4.3.2 Parameter Sensitivity analysis

This part evaluates the parameter sensitivity of the proposed model on three main parameters: the number of latent topics, and LDA’s hyper-parameter𝛼𝛼 and β. Starting with the default settings listed in Section 4.2.3, each time we only change the value of one parameter, while others remain unchanged. Fig. 6 shows the influence of the number of potential topics. It can be seen that the average JS divergence value of the two models shows a similar upward trend with the increase of the number of latent topics. When it exceeds 10, the model performances change relatively smaller, which means that the more the number of latent topics, the better topic discrimination can be obtained by the LDA-based topic models, and the performances gradually become stable.

Fig. 6. Model performances on unified dataset w.r.t the number of latent topics.

We can also observe from Fig. 7 and Fig. 8 that our proposed approach constantly maintains stable performances with regard to fluctuations of parameter α and β, which proves that our model is robust to hyper-parameter tuning.

Fig. 7. Model performances w.r.t α.

Fig. 8. Model performances w.r.t β.

4.3.3 Topic heat evaluation effect.

Using the topic hotness evaluation method proposed in this paper, the hotness values of each topic in the dataset are calculated and ranked according to their hotness value. Table 2 shows the top ten topics and their tag words (original texts are in Chinse, we translated into English hereafter).

Table 2. Hot topics and their tags in unified network

From the above hot topic tags, we can identify some hot topics in China in July 2019, including online funny videos, China's economic and enterprise development, US security reports, etc.

In order to verify the effectiveness of our method in cross-network scenarios, we conducted experiments on each single network.

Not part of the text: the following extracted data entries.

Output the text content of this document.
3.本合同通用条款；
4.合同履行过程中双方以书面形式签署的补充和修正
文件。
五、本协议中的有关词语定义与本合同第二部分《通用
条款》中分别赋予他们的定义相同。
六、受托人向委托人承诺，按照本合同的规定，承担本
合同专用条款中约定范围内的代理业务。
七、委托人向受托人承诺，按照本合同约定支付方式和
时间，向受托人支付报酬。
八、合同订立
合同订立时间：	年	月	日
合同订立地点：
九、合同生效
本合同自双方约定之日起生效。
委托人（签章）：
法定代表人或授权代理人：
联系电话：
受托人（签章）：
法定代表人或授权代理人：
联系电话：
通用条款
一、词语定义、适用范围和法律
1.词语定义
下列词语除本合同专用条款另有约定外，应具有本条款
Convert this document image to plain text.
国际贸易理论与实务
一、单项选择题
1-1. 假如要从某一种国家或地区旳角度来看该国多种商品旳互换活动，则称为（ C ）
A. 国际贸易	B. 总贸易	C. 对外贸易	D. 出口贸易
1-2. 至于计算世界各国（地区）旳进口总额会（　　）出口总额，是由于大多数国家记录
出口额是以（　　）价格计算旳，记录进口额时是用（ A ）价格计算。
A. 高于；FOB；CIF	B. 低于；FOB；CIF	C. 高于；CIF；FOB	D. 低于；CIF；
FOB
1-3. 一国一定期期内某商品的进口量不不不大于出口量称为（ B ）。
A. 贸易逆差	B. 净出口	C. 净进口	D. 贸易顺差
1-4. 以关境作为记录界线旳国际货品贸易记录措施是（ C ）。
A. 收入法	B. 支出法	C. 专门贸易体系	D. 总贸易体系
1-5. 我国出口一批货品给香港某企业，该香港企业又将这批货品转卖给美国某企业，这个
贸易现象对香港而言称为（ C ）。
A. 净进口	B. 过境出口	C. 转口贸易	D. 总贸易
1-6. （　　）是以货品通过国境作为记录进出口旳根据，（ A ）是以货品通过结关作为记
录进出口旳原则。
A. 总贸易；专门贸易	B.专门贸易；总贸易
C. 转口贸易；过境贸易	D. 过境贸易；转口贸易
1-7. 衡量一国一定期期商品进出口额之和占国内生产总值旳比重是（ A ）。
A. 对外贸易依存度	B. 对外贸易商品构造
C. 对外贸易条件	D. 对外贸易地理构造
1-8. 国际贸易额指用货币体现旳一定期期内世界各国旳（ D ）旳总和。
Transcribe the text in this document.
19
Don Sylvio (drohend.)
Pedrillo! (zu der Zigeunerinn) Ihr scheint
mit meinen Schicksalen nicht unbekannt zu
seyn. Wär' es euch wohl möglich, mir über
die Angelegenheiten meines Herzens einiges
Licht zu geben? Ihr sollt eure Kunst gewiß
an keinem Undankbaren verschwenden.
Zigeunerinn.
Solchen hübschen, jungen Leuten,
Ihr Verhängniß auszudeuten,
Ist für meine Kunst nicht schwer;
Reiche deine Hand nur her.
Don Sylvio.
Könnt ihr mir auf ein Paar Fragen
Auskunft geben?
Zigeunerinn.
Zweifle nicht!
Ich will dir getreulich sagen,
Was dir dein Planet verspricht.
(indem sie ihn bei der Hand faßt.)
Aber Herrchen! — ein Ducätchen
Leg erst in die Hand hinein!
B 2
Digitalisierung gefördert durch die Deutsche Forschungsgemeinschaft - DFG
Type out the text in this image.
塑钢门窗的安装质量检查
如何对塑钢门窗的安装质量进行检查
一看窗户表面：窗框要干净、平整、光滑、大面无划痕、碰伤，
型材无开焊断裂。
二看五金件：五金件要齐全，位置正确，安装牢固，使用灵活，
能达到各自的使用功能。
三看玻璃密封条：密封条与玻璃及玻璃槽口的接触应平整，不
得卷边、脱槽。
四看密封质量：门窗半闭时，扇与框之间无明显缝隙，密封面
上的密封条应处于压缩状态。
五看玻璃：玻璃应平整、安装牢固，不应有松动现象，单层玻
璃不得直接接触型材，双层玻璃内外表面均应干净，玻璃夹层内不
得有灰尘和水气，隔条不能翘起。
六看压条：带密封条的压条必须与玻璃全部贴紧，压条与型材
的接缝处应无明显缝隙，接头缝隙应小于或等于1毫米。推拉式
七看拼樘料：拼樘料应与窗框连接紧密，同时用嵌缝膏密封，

The results of hot topics are shown in Table 3-5 The topics mentioned in the results of unified networks are underlined. It can be seen that the hot topics of each social network are part of the hot topics of unified networks. Meanwhile, the hot topics of each social network also include topics not mentioned in our previous results. This is because these topics are hot topics in current social networks, but they cannot be regarded as hot topics across multiple networks. In addition, Weibo and China news contain more hot topics, while Tianya contains less. This may be because hot topics in social networks are usually related to major events in reality. Information from Weibo and China news is usually related to these events, and texts from Tianya is typically related to daily life. Compared with daily life, social events are more likely to become a hot topic.

Table 3. Hot topics in Weibo

Table 4. Hot topics in Tianya

Table 5. Hot topics in Chinanews

5. Conclusion

This paper studies the problem of hot topic discovery in cross-network scenarios, and proposes a hot topic discovery method based on the improved LDA model. The LDA model is improved by the text expansion method based on semantic similarity, which effectively alleviates the problem of text sparsity. The model exploits topic tag frequency to evaluate the topic hotness. Our method is verified and evaluated on three social networks: Weibo, Tianya and China news. Experimental results demonstrate that the proposed method can effectively distinguish the texts of different topics, and achieves better performance over baseline methods. In addition, the experiment also suggests that the hot topics of each social network are part of the unified social network, and the hot topics in online social networks are usually closely related to major events in real society. Through hot topic mining of multiple online social networks, we may also analyze the popular views in the network, and know well about the hot topics in different regions and the evolution of hot topics.